Drama

We seem to be wired for high drama. So we revel in those dramatic scenes in movies when the cruel, mustache-twirling louse tells his ingenue sweety that he has taken a new mistress – only to be reduced to jelly as she reveals his inadequacies in the bedroom. Touche!
Some I know claim that a tendency in this direction is with us from our earliest days in the egg. I don’t know about that. But what would a Shakespeare drama be without a good sword fight or other drama resolving conclusion?
In recent years there has been a glut of end-of-the-world type movies. We see hints of suffering during the dramatic events, but the hero’s and heroines bravely soldier on. But allow me to place you in a desperate situation like the one unrolling in Haiti as I write this. Afterward, you might not be cured of your fixation on disaster movies, but you’d put them in a lot more realistic perspective. There is little more sobering than not getting emergency care, not being able to cook, or adequately care for your dependents.
How do I know? I’ve been homeless, and I’ve been in situations where ordinary life is just a wonderful dream, but not for me. I watch people glut on movies that portend great tragedies and shudder. How they can watch this tripe in the middle of an epidemic and behave so poorly about masks and immunizations? In real life, you do not just walk out of the theatre or turn off Netflix.

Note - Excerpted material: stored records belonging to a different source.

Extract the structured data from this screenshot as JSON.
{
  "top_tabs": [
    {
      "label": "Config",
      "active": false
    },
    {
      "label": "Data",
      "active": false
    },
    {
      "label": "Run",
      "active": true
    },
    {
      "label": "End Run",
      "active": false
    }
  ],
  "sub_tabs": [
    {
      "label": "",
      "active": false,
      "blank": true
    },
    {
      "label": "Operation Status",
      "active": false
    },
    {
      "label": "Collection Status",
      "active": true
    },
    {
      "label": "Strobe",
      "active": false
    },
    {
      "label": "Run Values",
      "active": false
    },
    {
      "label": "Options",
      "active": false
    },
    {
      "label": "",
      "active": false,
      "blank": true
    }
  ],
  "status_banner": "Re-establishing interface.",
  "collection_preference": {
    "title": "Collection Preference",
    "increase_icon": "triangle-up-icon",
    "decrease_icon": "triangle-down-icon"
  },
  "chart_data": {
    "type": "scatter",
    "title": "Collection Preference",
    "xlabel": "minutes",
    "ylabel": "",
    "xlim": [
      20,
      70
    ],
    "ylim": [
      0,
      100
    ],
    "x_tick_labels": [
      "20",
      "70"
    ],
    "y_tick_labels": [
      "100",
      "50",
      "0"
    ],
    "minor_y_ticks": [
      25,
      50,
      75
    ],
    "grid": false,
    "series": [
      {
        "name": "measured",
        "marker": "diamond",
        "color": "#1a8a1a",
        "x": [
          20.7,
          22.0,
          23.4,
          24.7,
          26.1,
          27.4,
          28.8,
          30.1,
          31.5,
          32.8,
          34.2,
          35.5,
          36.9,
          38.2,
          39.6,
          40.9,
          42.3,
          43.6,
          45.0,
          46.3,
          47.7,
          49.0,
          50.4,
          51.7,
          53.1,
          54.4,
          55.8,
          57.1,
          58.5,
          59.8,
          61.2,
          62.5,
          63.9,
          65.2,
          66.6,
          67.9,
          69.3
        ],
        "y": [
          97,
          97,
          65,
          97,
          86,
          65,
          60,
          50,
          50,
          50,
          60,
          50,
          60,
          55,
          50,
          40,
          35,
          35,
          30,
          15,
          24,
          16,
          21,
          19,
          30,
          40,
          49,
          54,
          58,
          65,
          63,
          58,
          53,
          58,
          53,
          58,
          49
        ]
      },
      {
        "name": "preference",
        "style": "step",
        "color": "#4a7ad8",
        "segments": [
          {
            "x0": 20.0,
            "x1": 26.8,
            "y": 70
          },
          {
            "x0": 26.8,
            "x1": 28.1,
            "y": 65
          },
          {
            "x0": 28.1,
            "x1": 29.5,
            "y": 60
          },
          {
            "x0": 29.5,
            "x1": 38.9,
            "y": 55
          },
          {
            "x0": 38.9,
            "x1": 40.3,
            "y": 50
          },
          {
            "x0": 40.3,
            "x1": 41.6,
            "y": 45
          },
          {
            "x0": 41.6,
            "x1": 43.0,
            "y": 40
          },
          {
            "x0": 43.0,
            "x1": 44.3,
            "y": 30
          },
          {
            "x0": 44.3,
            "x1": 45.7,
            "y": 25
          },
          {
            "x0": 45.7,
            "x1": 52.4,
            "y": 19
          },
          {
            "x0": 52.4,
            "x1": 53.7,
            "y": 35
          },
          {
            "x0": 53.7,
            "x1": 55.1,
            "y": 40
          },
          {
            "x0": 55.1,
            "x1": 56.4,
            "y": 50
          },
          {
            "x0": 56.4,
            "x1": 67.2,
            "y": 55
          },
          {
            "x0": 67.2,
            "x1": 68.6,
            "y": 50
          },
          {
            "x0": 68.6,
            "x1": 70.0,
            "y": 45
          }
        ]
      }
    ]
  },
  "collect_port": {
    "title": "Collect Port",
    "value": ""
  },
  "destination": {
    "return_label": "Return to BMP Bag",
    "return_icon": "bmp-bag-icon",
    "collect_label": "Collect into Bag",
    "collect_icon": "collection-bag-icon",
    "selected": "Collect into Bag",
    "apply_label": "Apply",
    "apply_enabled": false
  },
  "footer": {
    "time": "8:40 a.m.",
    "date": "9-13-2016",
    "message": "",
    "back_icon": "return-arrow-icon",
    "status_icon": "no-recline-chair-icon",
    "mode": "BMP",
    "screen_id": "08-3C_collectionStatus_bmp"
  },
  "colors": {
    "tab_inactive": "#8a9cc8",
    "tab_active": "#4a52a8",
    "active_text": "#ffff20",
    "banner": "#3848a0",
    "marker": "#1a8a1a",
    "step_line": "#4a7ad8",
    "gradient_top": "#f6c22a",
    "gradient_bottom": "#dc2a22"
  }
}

There is an old saying that it’s not the fall that kills you; it’s the sudden stop.

3 Replies to “Drama”

  1. The scarest thing is everything in those disaster movies is happening right now and everybody is too busy chopping down woods, watching them burn, killing each other, and do sod all about it! hahmm, that said good piece!

    1. I agree with you. The strange preoccupation with continuing to destroy the environment in the face of rapid environmental disaster is asisine.